Napoleons-Tag auf der Insel St. Helena

The Bowes Museum has a vast collection of historical artwork and artefacts that allow us to gain valuable knowledge of the past through popular art and primary sources from the time. Many of these were graphic prints and cartoons that were easily disseminated across Europe.

Napoleons-Tag auf der Insel St. Helena

This German print is a depiction of the second exile of the Emperor Napoleon I to the island of St. Helena in 1815, drawn by the German artist- Johann Michael Voltz. In the print, we can see a representation of Napoleon on St. Helena on the French public holiday of ‘Napoleon Day’ which had been held on 15 August. This was an extensive celebration that was widely partaken in during Napoleonic France. However, this print by Voltz is a depiction of how Napoleon Day was ‘celebrated’ after his final exile, and shows how dismal the celebration has become. We can see that Napoleon is trying to cling on to any sense of dominance he can find and in this case his only subjects were the rats of the island. He is clearly being mocked by other Europeans in this print. He awards honours and medals to mere rats, and persists in wearing his imperial uniform. Therefore, emphasising the idea that the ex-emperor was clinging onto any hope of staying as a ruling figure.

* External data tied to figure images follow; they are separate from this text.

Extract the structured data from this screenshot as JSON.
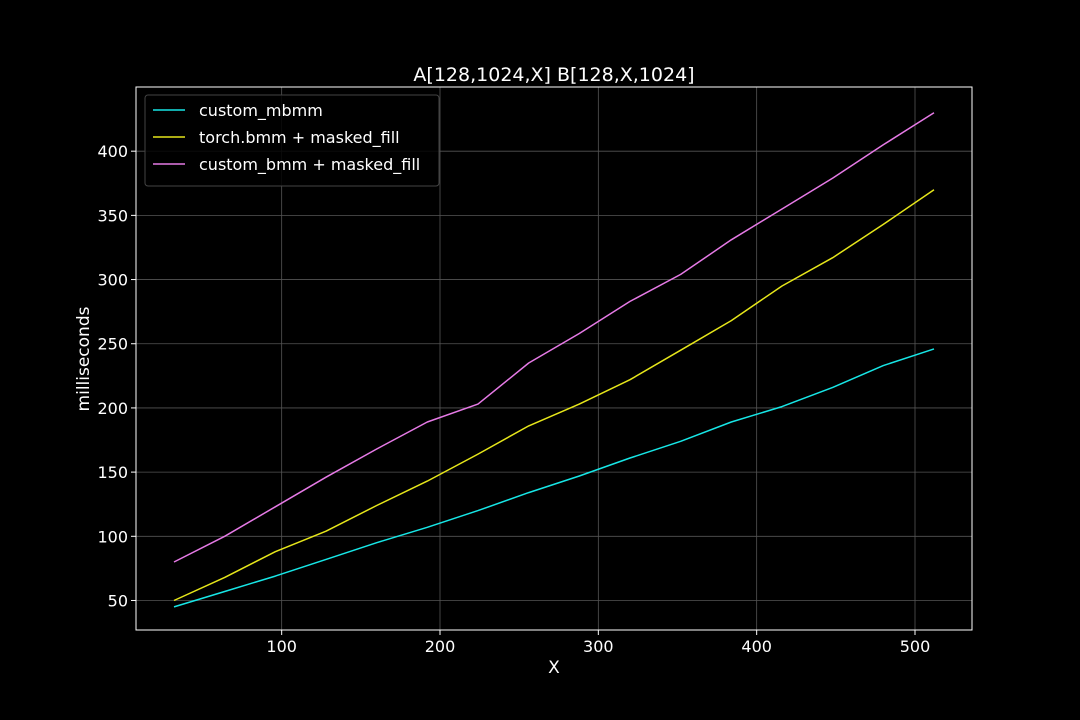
{
  "chart_data": {
    "type": "line",
    "title": "A[128,1024,X] B[128,X,1024]",
    "xlabel": "X",
    "ylabel": "milliseconds",
    "xlim": [
      8,
      536
    ],
    "ylim": [
      27,
      450
    ],
    "xticks": [
      100,
      200,
      300,
      400,
      500
    ],
    "yticks": [
      50,
      100,
      150,
      200,
      250,
      300,
      350,
      400
    ],
    "grid": true,
    "legend_position": "top-left",
    "x": [
      32,
      64,
      96,
      128,
      160,
      192,
      224,
      256,
      288,
      320,
      352,
      384,
      416,
      448,
      480,
      512
    ],
    "series": [
      {
        "name": "custom_mbmm",
        "color": "#17e6e6",
        "values": [
          45,
          57,
          69,
          82,
          95,
          107,
          120,
          134,
          147,
          161,
          174,
          189,
          201,
          216,
          233,
          246
        ]
      },
      {
        "name": "torch.bmm + masked_fill",
        "color": "#e6e61a",
        "values": [
          50,
          68,
          88,
          104,
          124,
          143,
          164,
          186,
          203,
          222,
          245,
          268,
          295,
          317,
          343,
          370
        ]
      },
      {
        "name": "custom_bmm + masked_fill",
        "color": "#e67ae6",
        "values": [
          80,
          100,
          123,
          146,
          168,
          189,
          203,
          235,
          258,
          283,
          304,
          331,
          355,
          379,
          405,
          430
        ]
      }
    ]
  }
}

One interesting point to highlight is that this was made by a German-speaking artist. Here we can gain a good understanding of the attitudes of other countries towards Napoleon. For instance, this shows the vision of the former Emperor from the German states as being almost desperate for power.

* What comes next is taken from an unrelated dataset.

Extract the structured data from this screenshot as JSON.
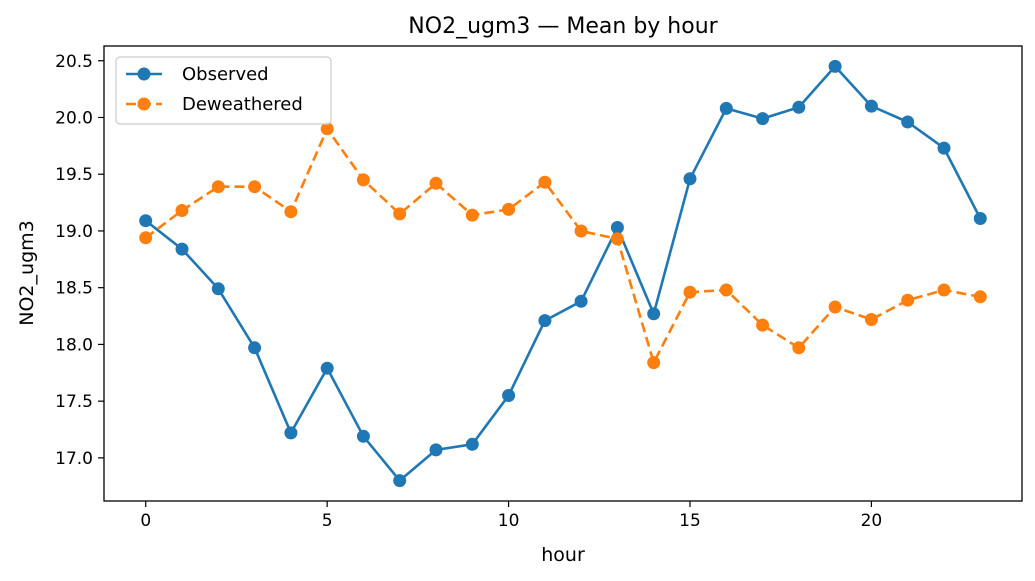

The print also contains a lot of symbolism. Napoleon’s medal and honours ceremony recalls the many ceremonies he held during his reign to award high military accolades, most notably via the Légion d’Honneur. We can also see some of his rat subjects dressed as ministers with the wigs and sashes. This shows how he is trying to keep his old way of government and carry on his political reign.

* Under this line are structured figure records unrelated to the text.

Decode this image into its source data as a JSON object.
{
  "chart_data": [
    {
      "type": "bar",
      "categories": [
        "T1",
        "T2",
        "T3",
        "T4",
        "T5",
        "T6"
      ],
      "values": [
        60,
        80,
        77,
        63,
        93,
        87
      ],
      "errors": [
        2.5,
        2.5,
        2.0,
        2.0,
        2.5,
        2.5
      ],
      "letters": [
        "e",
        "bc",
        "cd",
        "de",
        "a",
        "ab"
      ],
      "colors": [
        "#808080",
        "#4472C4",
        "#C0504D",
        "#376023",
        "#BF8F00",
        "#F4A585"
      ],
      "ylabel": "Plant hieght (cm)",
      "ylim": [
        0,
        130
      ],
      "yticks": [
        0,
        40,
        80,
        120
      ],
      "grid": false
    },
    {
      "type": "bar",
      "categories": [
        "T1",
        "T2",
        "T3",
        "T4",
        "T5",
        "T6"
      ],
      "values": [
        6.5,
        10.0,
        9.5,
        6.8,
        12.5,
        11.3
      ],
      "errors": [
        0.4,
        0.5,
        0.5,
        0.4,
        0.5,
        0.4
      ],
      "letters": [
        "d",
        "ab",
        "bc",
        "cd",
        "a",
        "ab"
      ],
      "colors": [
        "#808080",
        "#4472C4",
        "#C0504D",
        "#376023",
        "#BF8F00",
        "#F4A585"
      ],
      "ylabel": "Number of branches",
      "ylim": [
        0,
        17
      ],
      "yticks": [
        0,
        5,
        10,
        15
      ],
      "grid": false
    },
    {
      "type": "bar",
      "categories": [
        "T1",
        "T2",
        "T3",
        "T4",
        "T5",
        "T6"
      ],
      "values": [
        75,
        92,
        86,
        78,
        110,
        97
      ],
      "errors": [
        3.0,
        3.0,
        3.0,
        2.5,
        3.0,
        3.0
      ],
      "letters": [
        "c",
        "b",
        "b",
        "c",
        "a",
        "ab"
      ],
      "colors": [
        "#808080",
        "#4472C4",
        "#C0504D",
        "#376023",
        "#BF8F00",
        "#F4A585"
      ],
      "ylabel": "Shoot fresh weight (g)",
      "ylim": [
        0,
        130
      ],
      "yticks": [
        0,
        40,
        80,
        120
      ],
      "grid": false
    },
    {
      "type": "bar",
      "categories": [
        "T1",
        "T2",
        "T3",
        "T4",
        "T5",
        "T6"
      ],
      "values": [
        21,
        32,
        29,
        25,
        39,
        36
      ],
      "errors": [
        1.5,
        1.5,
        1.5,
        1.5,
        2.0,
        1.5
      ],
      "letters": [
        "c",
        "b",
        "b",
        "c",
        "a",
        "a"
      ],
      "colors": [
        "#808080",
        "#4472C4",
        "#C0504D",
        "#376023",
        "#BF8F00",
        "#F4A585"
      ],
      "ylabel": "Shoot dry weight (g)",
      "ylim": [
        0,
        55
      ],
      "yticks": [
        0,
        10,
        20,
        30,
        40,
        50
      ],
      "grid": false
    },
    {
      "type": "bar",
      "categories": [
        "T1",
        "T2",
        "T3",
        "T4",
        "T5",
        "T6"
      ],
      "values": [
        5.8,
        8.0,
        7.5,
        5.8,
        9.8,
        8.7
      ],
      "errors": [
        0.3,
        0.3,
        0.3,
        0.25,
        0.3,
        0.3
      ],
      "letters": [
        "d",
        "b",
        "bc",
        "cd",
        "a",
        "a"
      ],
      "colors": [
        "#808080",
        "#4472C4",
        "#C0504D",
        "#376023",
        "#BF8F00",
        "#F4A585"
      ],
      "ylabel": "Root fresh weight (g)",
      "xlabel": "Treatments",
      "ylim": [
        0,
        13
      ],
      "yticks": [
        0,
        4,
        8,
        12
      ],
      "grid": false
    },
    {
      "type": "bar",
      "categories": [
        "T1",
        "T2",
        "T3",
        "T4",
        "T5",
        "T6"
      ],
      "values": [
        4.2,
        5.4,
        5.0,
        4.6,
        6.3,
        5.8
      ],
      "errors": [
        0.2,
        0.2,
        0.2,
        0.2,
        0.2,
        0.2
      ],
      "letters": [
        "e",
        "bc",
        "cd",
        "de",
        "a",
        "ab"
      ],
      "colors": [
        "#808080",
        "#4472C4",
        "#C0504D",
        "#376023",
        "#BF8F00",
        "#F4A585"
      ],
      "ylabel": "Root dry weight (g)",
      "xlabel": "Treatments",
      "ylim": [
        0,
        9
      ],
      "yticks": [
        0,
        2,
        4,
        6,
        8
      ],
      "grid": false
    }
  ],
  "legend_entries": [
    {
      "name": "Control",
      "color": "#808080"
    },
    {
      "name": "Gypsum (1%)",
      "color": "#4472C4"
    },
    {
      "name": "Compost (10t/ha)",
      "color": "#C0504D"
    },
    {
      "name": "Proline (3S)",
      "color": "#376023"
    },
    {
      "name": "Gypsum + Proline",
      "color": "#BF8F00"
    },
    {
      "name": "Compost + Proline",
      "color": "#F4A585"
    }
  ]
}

The physical portrayal of Napoleon is also interesting as it is not a flattering one. He is shown as overweight and pale. This puts across the view of Bonaparte by Europe as a physically decrepit joke. This is emphasised, as usual, in his short stature.

The importance of prints such as this one is that they were a relatively cheap and easy way to convey political viewpoints to a wide range of audiences. Graphic satire such as this was effective towards both literate and illiterate audiences.

Overall, this print of Napoleon Day on St. Helena as a very effective piece that highlighted the view of Napoleon from the victors in Europe after his final exile.

The blog post was written by Dan McDermid. This was a research project conducted on the Museum’s French Revolutionary and Napoleonic collections, as part of a module on France in the age of revolution by the History Department at Northumbria University. This visit was funded by Northumbria University’s Teaching Quality Enhancement Fund.